Overview of the TREC 2023 NeuCLIR Track
Dawn Lawrie, Sean MacAvaney, James Mayfield, Paul McNamee, Douglas W. Oard, Luca Soldaini, Eugene Yang
TL;DR
NeuCLIR 2023 extends the prior year by adding a multilingual information retrieval task and a pilot technical documents task, while reaffirming the cross-language news retrieval framework across Chinese, Persian, and Russian collections. The track demonstrates notable gains in cross-language retrieval, with GPT-4 features prominently in top runs, and highlights both the stability of CLIR pooling and the challenges of MLIR fairness across languages. A detailed analysis of topic development, relevance judgments, and collection reuse informs methodological robustness and guides 2024 directions, including expanding the Chinese technical document task and launching cross-language report generation. The work underscores the practical value of multilingual neural IR while acknowledging ongoing gaps in cross-language technical domains and the need for broader annotator expertise and topic translations for future benchmarks.
Abstract
The principal goal of the TREC Neural Cross-Language Information Retrieval (NeuCLIR) track is to study the impact of neural approaches to cross-language information retrieval.

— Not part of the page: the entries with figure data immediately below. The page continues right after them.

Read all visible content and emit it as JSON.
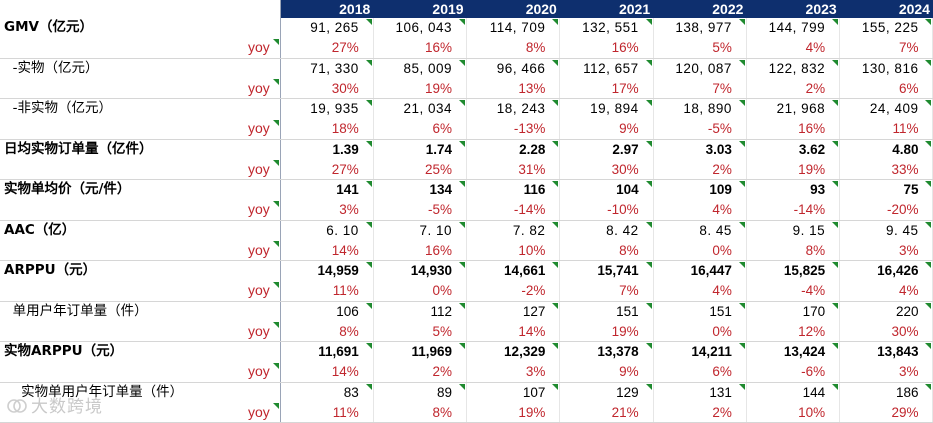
{
  "years": [
    "2018",
    "2019",
    "2020",
    "2021",
    "2022",
    "2023",
    "2024"
  ],
  "yoy_label": "yoy",
  "rows": [
    {
      "label": "GMV（亿元）",
      "style": "bold",
      "values": [
        "91, 265",
        "106, 043",
        "114, 709",
        "132, 551",
        "138, 977",
        "144, 799",
        "155, 225"
      ],
      "yoy": [
        "27%",
        "16%",
        "8%",
        "16%",
        "5%",
        "4%",
        "7%"
      ]
    },
    {
      "label": "  -实物（亿元）",
      "style": "sub",
      "values": [
        "71, 330",
        "85, 009",
        "96, 466",
        "112, 657",
        "120, 087",
        "122, 832",
        "130, 816"
      ],
      "yoy": [
        "30%",
        "19%",
        "13%",
        "17%",
        "7%",
        "2%",
        "6%"
      ]
    },
    {
      "label": "  -非实物（亿元）",
      "style": "sub",
      "values": [
        "19, 935",
        "21, 034",
        "18, 243",
        "19, 894",
        "18, 890",
        "21, 968",
        "24, 409"
      ],
      "yoy": [
        "18%",
        "6%",
        "-13%",
        "9%",
        "-5%",
        "16%",
        "11%"
      ]
    },
    {
      "label": "日均实物订单量（亿件）",
      "style": "bold",
      "values": [
        "1.39",
        "1.74",
        "2.28",
        "2.97",
        "3.03",
        "3.62",
        "4.80"
      ],
      "yoy": [
        "27%",
        "25%",
        "31%",
        "30%",
        "2%",
        "19%",
        "33%"
      ]
    },
    {
      "label": "实物单均价（元/件）",
      "style": "bold",
      "values": [
        "141",
        "134",
        "116",
        "104",
        "109",
        "93",
        "75"
      ],
      "yoy": [
        "3%",
        "-5%",
        "-14%",
        "-10%",
        "4%",
        "-14%",
        "-20%"
      ]
    },
    {
      "label": "AAC（亿）",
      "style": "bold",
      "values": [
        "6. 10",
        "7. 10",
        "7. 82",
        "8. 42",
        "8. 45",
        "9. 15",
        "9. 45"
      ],
      "yoy": [
        "14%",
        "16%",
        "10%",
        "8%",
        "0%",
        "8%",
        "3%"
      ]
    },
    {
      "label": "ARPPU（元）",
      "style": "bold",
      "values": [
        "14,959",
        "14,930",
        "14,661",
        "15,741",
        "16,447",
        "15,825",
        "16,426"
      ],
      "yoy": [
        "11%",
        "0%",
        "-2%",
        "7%",
        "4%",
        "-4%",
        "4%"
      ]
    },
    {
      "label": "  单用户年订单量（件）",
      "style": "sub",
      "values": [
        "106",
        "112",
        "127",
        "151",
        "151",
        "170",
        "220"
      ],
      "yoy": [
        "8%",
        "5%",
        "14%",
        "19%",
        "0%",
        "12%",
        "30%"
      ]
    },
    {
      "label": "实物ARPPU（元）",
      "style": "bold",
      "values": [
        "11,691",
        "11,969",
        "12,329",
        "13,378",
        "14,211",
        "13,424",
        "13,843"
      ],
      "yoy": [
        "14%",
        "2%",
        "3%",
        "9%",
        "6%",
        "-6%",
        "3%"
      ]
    },
    {
      "label": "    实物单用户年订单量（件）",
      "style": "sub",
      "values": [
        "83",
        "89",
        "107",
        "129",
        "131",
        "144",
        "186"
      ],
      "yoy": [
        "11%",
        "8%",
        "19%",
        "21%",
        "2%",
        "10%",
        "29%"
      ]
    }
  ],
  "watermark": "大数跨境",
  "colors": {
    "header_bg": "#0e2f6e",
    "yoy_text": "#c0262d",
    "marker": "#1f8a2f"
  }
}
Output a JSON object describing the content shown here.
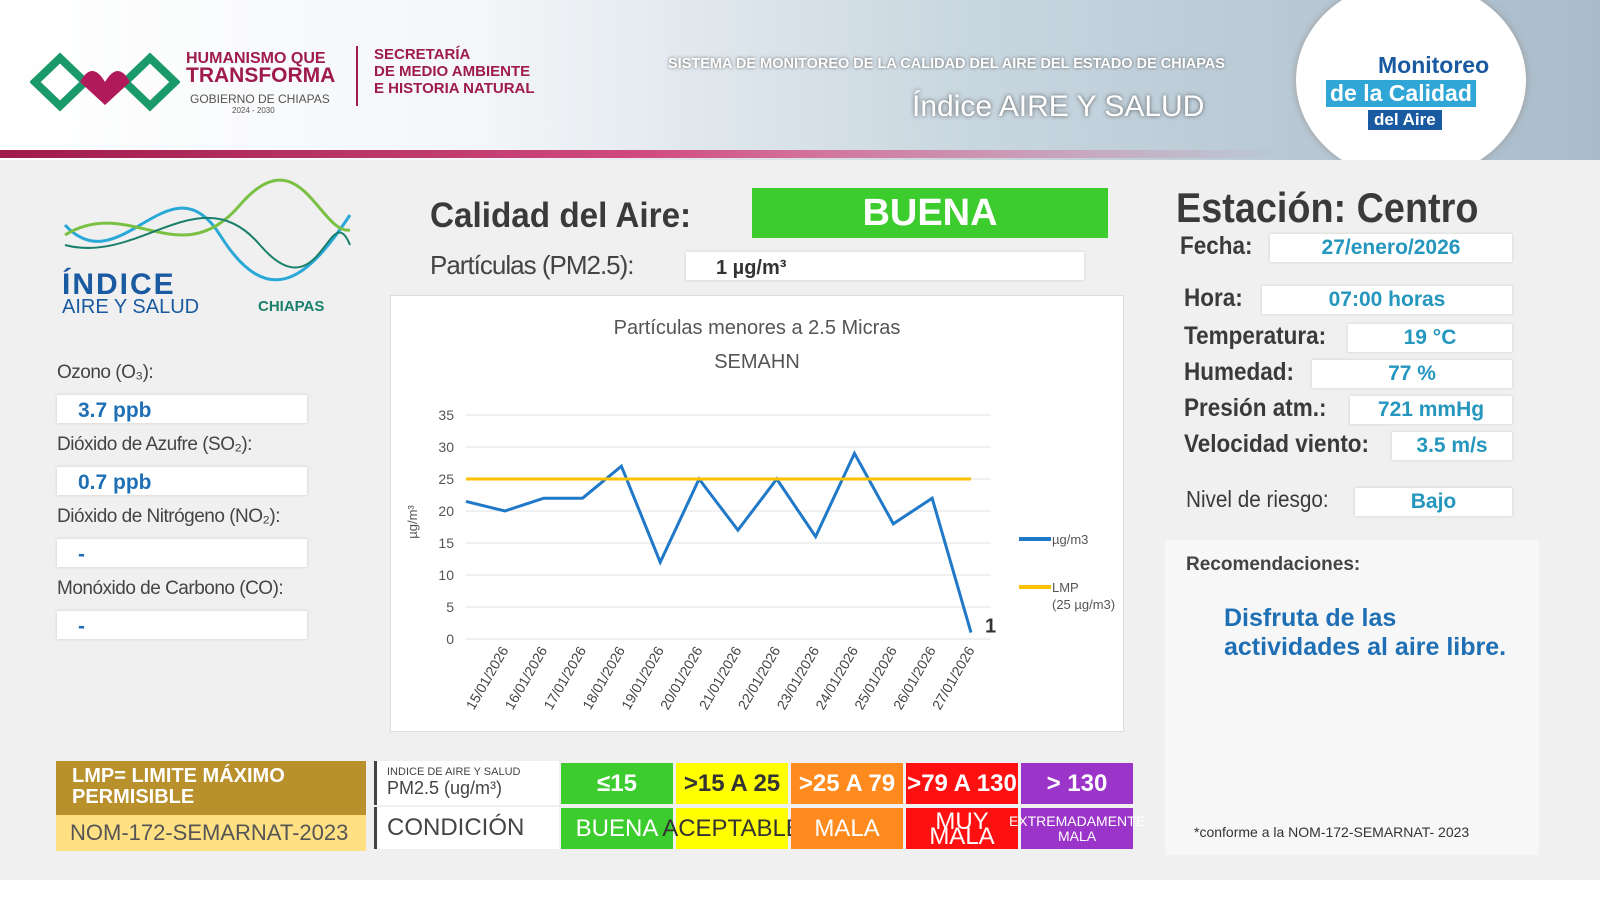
{
  "header": {
    "left_logo": [
      "HUMANISMO QUE",
      "TRANSFORMA",
      "GOBIERNO DE CHIAPAS",
      "2024 - 2030"
    ],
    "secretaria": [
      "SECRETARÍA",
      "DE MEDIO AMBIENTE",
      "E HISTORIA NATURAL"
    ],
    "system": "SISTEMA DE MONITOREO DE LA CALIDAD DEL AIRE DEL ESTADO DE CHIAPAS",
    "title": "Índice AIRE Y SALUD",
    "badge": [
      "Monitoreo",
      "de la Calidad",
      "del Aire"
    ]
  },
  "index_logo": [
    "ÍNDICE",
    "AIRE Y SALUD",
    "CHIAPAS"
  ],
  "pollutants": [
    {
      "label": "Ozono (O₃):",
      "value": "3.7 ppb"
    },
    {
      "label": "Dióxido de Azufre (SO₂):",
      "value": "0.7 ppb"
    },
    {
      "label": "Dióxido de Nitrógeno (NO₂):",
      "value": "-"
    },
    {
      "label": "Monóxido de Carbono (CO):",
      "value": "-"
    }
  ],
  "quality": {
    "label": "Calidad del Aire:",
    "value": "BUENA",
    "pm_label": "Partículas (PM2.5):",
    "pm_value": "1 µg/m³"
  },
  "chart_data": {
    "type": "line",
    "title": "Partículas menores a 2.5 Micras",
    "subtitle": "SEMAHN",
    "y_label": "µg/m³",
    "categories": [
      null,
      "15/01/2026",
      "16/01/2026",
      "17/01/2026",
      "18/01/2026",
      "19/01/2026",
      "20/01/2026",
      "21/01/2026",
      "22/01/2026",
      "23/01/2026",
      "24/01/2026",
      "25/01/2026",
      "26/01/2026",
      "27/01/2026"
    ],
    "series": [
      {
        "name": "µg/m3",
        "color": "#1f78c8",
        "values": [
          21.5,
          20,
          22,
          22,
          27,
          12,
          25,
          17,
          25,
          16,
          29,
          18,
          22,
          1
        ]
      },
      {
        "name": "LMP",
        "color": "#ffc000",
        "values": [
          25,
          25,
          25,
          25,
          25,
          25,
          25,
          25,
          25,
          25,
          25,
          25,
          25,
          25
        ]
      }
    ],
    "legend_note": "(25 µg/m3)",
    "ylim": [
      0,
      35
    ],
    "yticks": [
      0,
      5,
      10,
      15,
      20,
      25,
      30,
      35
    ],
    "grid": true
  },
  "station": {
    "title": "Estación: Centro",
    "fields": [
      {
        "label": "Fecha:",
        "value": "27/enero/2026"
      },
      {
        "label": "Hora:",
        "value": "07:00 horas"
      },
      {
        "label": "Temperatura:",
        "value": "19 °C"
      },
      {
        "label": "Humedad:",
        "value": "77 %"
      },
      {
        "label": "Presión atm.:",
        "value": "721 mmHg"
      },
      {
        "label": "Velocidad viento:",
        "value": "3.5 m/s"
      },
      {
        "label": "Nivel de riesgo:",
        "value": "Bajo"
      }
    ],
    "recommendations_label": "Recomendaciones:",
    "recommendation": "Disfruta de las actividades al aire libre.",
    "footnote": "*conforme a la NOM-172-SEMARNAT- 2023"
  },
  "lmp": {
    "title": "LMP= LIMITE MÁXIMO PERMISIBLE",
    "norm": "NOM-172-SEMARNAT-2023"
  },
  "scale": {
    "header": [
      "INDICE DE AIRE Y SALUD",
      "PM2.5 (ug/m³)"
    ],
    "condition_label": "CONDICIÓN",
    "levels": [
      {
        "range": "≤15",
        "condition": "BUENA",
        "color": "#3ccc2e"
      },
      {
        "range": ">15 A 25",
        "condition": "ACEPTABLE",
        "color": "#ffff00"
      },
      {
        "range": ">25 A 79",
        "condition": "MALA",
        "color": "#ff8a1e"
      },
      {
        "range": ">79 A 130",
        "condition": "MUY MALA",
        "color": "#ff1010"
      },
      {
        "range": "> 130",
        "condition": "EXTREMADAMENTE MALA",
        "color": "#9b34c8"
      }
    ]
  }
}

The track has created four collections, large collections of Chinese, Persian, and Russian newswire and a smaller collection of Chinese scientific abstracts. The principal tasks are ranked retrieval of news in one of the three languages, using English topics. Results for a multilingual task, also with English topics but with documents from all three newswire collections, are also reported. New in this second year of the track is a pilot technical documents CLIR task for ranked retrieval of Chinese technical documents using English topics. A total of 220 runs across all tasks were submitted by six participating teams and, as baselines, by track coordinators. Task descriptions and results are presented.